Saya Generasi Unggul Kebanggaan Indonesia
Pembelajar Perubahan, Penakluk Peradaban
Tristania Faisa Adam
“Hidup itu kejam untuk mereka yang berdiam. Sebab itu, bergeraklah dan jadilah unggul untuk hari-hari yang gemilang.”
Menjadi unggul bukan perkara mudah. Hal ini dikarenakan semua orang menginginkannya. Selain itu, dengan adanya rintangan peradaban modern seperti learning loss akibat pandemi Covid-19 sampai cap generasi rebahan membuat optimistis Indonesia Emas 2045 terkikis perlahan-lahan. Meski begitu, tidak ada yang tidak mungkin terjadi jika hal tersebut terus diusahakan.

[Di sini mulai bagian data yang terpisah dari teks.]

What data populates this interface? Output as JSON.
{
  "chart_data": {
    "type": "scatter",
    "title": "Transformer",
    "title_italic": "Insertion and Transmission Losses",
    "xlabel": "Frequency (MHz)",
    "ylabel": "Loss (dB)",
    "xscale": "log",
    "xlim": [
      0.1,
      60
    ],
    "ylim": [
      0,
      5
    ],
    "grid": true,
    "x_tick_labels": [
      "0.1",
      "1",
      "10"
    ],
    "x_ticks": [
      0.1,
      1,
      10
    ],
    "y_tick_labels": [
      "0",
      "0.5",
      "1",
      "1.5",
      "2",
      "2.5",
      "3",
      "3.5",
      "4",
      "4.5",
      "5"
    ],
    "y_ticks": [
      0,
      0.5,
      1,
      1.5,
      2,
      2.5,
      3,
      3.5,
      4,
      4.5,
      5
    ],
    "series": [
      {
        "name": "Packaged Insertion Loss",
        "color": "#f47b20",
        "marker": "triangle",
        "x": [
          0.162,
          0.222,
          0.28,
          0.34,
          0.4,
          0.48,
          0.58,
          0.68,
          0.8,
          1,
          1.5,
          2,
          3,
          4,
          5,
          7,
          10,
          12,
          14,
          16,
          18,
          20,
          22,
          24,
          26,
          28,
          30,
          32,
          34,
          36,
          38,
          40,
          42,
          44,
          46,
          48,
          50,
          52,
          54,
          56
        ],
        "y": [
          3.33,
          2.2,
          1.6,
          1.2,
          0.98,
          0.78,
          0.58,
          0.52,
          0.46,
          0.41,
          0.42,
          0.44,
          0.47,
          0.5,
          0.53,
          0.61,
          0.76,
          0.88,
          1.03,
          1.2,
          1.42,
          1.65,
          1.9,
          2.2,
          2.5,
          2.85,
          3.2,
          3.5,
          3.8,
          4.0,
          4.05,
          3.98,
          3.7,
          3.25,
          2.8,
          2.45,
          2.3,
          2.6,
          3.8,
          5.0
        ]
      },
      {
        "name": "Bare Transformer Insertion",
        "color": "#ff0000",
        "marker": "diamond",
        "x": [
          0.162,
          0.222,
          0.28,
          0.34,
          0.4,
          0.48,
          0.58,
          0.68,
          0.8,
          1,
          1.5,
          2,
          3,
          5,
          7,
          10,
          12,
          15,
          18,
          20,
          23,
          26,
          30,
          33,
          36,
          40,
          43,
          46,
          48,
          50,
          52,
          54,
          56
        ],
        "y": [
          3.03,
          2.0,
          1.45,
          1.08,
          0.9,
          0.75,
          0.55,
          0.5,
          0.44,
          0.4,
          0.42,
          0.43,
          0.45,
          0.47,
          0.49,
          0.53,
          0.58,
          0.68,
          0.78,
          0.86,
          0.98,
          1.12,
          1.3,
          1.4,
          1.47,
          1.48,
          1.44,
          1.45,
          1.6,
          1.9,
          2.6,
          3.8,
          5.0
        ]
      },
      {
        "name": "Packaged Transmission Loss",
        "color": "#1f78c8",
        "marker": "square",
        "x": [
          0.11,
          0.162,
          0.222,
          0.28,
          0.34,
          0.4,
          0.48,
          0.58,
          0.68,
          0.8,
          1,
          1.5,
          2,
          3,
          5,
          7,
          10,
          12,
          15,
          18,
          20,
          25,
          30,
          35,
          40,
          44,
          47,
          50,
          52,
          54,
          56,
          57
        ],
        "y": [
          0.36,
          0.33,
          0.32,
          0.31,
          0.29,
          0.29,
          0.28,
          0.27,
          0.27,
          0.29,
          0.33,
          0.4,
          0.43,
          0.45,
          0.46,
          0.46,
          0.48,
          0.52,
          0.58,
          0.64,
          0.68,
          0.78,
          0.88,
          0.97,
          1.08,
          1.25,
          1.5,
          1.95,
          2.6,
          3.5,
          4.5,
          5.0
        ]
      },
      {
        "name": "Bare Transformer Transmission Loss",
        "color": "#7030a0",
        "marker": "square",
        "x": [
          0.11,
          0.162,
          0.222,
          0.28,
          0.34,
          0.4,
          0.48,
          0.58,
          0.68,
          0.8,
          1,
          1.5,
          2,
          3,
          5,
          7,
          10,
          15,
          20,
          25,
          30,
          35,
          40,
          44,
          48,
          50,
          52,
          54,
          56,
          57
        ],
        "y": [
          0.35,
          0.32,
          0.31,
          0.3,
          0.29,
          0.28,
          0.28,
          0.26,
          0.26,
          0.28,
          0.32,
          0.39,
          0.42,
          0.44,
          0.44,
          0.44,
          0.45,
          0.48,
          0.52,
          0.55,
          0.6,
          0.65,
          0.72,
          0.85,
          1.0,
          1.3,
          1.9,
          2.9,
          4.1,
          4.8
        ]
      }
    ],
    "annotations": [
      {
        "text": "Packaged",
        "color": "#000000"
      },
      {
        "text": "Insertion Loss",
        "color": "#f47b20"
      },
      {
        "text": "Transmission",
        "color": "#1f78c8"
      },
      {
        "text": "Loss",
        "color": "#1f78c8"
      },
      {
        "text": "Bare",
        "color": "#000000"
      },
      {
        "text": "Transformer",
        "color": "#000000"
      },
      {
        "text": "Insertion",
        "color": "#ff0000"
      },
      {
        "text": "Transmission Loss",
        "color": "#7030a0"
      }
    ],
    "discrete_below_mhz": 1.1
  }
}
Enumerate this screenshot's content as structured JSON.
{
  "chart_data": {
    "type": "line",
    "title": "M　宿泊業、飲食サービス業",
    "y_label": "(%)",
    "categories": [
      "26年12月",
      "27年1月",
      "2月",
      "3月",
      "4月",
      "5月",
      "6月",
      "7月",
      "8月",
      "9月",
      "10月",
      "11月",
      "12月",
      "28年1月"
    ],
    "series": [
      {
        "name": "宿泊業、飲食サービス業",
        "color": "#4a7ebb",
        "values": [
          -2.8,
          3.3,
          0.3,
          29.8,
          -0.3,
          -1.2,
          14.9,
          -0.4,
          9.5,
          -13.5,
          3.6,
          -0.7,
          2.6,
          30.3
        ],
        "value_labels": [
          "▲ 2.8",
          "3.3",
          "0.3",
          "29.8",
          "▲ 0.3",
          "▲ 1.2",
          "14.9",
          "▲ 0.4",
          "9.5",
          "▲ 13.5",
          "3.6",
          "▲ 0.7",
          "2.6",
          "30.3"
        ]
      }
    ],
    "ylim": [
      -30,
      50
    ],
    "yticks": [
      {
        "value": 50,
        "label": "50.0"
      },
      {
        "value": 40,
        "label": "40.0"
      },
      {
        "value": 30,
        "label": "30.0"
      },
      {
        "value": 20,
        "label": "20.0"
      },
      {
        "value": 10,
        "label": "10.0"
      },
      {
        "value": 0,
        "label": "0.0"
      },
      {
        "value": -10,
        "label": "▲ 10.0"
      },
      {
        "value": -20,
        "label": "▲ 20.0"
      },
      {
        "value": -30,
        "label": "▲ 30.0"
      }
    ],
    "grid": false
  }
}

Unggul erat kaitannya dengan menjadi yang terbaik di antara yang baik. Benjamin Franklin, Bapak Pendiri Amerika Serikat, menyampaikan bahwa “When you're finished changing, you're finished.” Ini artinya, untuk menjadi sosok yang unggul, kita harus bisa hidup dalam perubahan dengan terus mempelajari masa lalu, memperjuangkan masa sekarang, dan menyiapkan masa depan.
Berbicara mengenai hal-hal yang telah saya lakukan untuk menjadi pribadi yang unggul, tentu tidak terlepas dari prinsip saya mengenai pembelajaran perubahan. Selain itu, untuk menjadi unggul, saya juga berusaha seoptimal mungkin mengaplikasikan karakter-karakter yang menjadi titik fokus Kementerian Pendidikan dan Kebudayaan RI dalam Penguatan Pendidikan Karakter (PPK) yaitu karakter religiusitas, nasionalisme, kemandirian, gotong-royong, dan integritas dalam diri saya.
Menjadi pejuang kehidupan yang tumbuh di desa pinggiran membuat saya terbiasa dengan sikap gotong-royong antar sesama. Berkat sikap gotong royong itu pula saya akhirnya bisa menoleransi keterbatasan yang ada. Meskipun begitu, saya bertekad untuk tidak lengah dan tidak menyerah dengan keadan yang ada. Saya ingin membuktikan bahwa si anak perempuan sulung dari keluarga sederhana ini juga bisa meraih mimpinya.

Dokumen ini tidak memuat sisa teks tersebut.